Quick question: do you see supervision timeouts when you do not expect them? If so, does this happen more/less when you are either a master or a slave? I know this gets a bit tricky at times to “debug”, but if you are seeing unexpected supervision timeouts do they occur very close to when the device says it is connected (returns the connection complete event)?

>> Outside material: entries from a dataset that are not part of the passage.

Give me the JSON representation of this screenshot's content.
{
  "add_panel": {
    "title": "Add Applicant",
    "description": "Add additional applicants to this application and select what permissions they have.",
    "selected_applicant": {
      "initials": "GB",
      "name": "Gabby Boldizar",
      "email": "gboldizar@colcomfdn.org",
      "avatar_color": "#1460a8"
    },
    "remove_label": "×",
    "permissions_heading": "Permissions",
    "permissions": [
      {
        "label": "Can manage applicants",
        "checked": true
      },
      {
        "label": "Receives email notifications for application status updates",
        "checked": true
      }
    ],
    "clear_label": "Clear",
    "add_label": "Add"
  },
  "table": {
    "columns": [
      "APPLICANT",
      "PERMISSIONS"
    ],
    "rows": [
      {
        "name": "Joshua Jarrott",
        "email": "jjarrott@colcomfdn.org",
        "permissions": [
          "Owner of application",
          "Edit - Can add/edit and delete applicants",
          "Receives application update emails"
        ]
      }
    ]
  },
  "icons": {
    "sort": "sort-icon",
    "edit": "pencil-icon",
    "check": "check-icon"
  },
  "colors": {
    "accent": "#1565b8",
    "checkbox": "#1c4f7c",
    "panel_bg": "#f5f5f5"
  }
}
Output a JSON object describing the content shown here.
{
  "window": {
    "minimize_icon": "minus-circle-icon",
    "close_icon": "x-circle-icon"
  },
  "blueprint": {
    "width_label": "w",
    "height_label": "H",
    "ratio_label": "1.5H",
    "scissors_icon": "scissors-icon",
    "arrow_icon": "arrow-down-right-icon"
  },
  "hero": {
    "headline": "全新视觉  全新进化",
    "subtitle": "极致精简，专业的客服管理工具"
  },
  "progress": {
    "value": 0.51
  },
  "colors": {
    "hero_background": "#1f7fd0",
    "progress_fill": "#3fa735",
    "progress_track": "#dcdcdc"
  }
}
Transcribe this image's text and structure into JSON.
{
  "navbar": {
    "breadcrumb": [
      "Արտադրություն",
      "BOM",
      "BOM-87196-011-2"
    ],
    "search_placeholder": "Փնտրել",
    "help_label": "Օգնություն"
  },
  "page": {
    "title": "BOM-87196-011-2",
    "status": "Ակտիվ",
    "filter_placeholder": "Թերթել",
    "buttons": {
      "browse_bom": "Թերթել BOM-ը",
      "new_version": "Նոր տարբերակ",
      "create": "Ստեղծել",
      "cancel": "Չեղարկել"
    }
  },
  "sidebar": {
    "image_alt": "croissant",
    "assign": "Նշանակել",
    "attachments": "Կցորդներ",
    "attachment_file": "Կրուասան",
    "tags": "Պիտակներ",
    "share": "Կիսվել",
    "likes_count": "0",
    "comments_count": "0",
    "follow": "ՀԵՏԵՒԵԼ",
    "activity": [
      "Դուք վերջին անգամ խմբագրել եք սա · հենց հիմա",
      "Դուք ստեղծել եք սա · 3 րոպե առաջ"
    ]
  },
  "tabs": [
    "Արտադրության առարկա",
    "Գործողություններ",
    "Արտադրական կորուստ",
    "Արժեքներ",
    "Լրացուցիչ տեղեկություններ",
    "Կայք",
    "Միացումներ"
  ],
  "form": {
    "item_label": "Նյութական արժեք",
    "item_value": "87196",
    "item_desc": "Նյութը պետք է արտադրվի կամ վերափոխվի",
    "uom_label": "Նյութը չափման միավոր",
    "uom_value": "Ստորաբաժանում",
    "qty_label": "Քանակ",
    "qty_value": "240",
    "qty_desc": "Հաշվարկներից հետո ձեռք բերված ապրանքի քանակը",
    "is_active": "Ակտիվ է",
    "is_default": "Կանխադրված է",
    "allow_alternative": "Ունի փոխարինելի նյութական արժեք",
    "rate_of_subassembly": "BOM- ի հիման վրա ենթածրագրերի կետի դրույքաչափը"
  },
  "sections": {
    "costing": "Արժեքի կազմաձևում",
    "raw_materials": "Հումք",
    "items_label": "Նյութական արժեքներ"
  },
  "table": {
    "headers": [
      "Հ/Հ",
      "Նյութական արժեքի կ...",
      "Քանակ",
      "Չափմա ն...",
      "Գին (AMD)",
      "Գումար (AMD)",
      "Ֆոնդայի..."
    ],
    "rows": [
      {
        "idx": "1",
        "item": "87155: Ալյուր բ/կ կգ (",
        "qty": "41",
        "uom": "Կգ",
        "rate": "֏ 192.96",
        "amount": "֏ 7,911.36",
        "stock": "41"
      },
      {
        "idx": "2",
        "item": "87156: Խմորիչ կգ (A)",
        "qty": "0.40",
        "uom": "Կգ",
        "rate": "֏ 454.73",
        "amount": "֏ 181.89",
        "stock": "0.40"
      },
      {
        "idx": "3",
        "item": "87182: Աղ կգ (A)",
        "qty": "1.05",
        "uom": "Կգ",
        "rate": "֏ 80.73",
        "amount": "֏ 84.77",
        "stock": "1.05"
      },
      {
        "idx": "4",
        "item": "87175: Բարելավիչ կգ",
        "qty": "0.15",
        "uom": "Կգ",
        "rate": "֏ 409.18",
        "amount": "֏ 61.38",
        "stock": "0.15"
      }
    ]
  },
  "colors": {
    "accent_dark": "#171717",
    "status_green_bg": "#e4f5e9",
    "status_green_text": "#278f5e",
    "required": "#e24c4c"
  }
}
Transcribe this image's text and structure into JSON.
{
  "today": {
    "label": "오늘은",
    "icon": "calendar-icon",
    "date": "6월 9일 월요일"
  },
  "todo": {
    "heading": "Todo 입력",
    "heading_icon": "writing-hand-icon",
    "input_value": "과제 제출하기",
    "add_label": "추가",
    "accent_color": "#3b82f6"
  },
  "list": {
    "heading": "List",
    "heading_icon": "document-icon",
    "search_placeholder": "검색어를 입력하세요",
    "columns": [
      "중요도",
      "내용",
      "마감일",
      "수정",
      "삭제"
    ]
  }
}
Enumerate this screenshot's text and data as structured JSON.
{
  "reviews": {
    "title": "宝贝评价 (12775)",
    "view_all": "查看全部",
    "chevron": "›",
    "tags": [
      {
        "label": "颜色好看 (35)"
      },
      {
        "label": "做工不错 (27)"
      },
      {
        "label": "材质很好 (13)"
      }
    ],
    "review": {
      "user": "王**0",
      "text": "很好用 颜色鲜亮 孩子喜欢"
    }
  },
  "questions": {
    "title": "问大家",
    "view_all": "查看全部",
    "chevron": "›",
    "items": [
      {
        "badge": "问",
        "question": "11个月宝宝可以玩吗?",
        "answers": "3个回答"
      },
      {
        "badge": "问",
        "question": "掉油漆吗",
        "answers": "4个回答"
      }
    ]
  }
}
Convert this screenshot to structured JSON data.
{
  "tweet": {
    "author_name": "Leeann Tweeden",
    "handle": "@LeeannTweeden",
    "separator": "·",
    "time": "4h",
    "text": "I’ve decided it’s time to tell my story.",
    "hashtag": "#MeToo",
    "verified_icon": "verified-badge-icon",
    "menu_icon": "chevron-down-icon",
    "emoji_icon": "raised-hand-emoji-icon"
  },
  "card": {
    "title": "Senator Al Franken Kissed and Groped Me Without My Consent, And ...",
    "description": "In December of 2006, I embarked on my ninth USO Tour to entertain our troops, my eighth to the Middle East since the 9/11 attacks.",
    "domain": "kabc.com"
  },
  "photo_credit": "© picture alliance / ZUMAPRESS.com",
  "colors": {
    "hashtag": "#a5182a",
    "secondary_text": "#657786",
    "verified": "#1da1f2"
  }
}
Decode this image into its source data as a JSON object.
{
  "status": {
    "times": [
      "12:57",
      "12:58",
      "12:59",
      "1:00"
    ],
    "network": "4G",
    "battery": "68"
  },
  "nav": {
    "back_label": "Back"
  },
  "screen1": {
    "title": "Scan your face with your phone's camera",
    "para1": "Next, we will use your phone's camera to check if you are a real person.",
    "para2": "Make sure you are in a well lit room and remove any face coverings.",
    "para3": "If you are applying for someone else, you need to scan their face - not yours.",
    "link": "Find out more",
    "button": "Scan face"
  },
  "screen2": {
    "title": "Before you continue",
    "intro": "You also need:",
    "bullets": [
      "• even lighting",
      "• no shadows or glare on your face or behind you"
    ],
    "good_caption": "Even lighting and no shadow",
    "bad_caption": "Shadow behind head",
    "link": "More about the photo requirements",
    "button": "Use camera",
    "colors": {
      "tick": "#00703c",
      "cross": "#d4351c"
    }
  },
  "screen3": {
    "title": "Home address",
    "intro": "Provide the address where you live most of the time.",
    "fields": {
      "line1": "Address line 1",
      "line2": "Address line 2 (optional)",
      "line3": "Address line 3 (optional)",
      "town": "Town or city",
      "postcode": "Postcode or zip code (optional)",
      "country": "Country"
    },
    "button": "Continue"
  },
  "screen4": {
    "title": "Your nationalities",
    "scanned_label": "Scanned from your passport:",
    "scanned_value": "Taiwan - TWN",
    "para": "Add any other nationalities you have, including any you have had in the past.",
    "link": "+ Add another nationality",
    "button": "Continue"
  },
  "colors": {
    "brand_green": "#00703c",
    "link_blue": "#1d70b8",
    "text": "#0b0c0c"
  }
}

During the bluetooth unplugfest we realized that the controller is not properly returning the “connection failed to be established” error; it is returning a supervision timeout.

I would be interested to know if the devices are connecting, staying connected for a while, then timing out…


> On Jun 30, 2016, at 12:39 PM, Simon Ratner <si...@proxy.co> wrote:
> 
> Hi devs,
> 
> I've been looking at the reasons I get in BLE_GAP_EVENT_DISCONNECT to make
> sure I cover all edge cases, and this is what I see (on an nrf51-based
> board):
> 
>      switch (ctxt->disconnect.reason) {
>        case BLE_HS_ENOTCONN:
>          /* I see this when the local host has terminated the connection.
> Feels like this should
>           * be BLE_HS_HCI_ERR(BLE_ERR_CONN_TERM_LOCAL) instead, per spec.
> */
>          break;
>        case BLE_HS_HCI_ERR(BLE_ERR_CONN_SPVN_TMO):
>          /* Supervision timeout, I see this occasionally. */
>          break;
>        case BLE_HS_HCI_ERR(BLE_ERR_REM_USER_CONN_TERM):
>        case BLE_HS_HCI_ERR(BLE_ERR_RD_CONN_TERM_RESRCS):
>        case BLE_HS_HCI_ERR(BLE_ERR_RD_CONN_TERM_PWROFF):
>          /* Remote termination, I see the first one when remote peer
> terminates the connection. */
>          break;
>        case BLE_HS_HCI_ERR(BLE_ERR_CONN_TERM_LOCAL):
>          /* Local termination, I never see this one. */
>          break;
>      }
> 
> Local termination should not be setting reason to BLE_HS_ENOTCONN (which,
> when mapped onto the space of error codes in 4.2 vol 2 part D, ends up
> being BLE_ERR_MEM_CAPACITY, confusingly).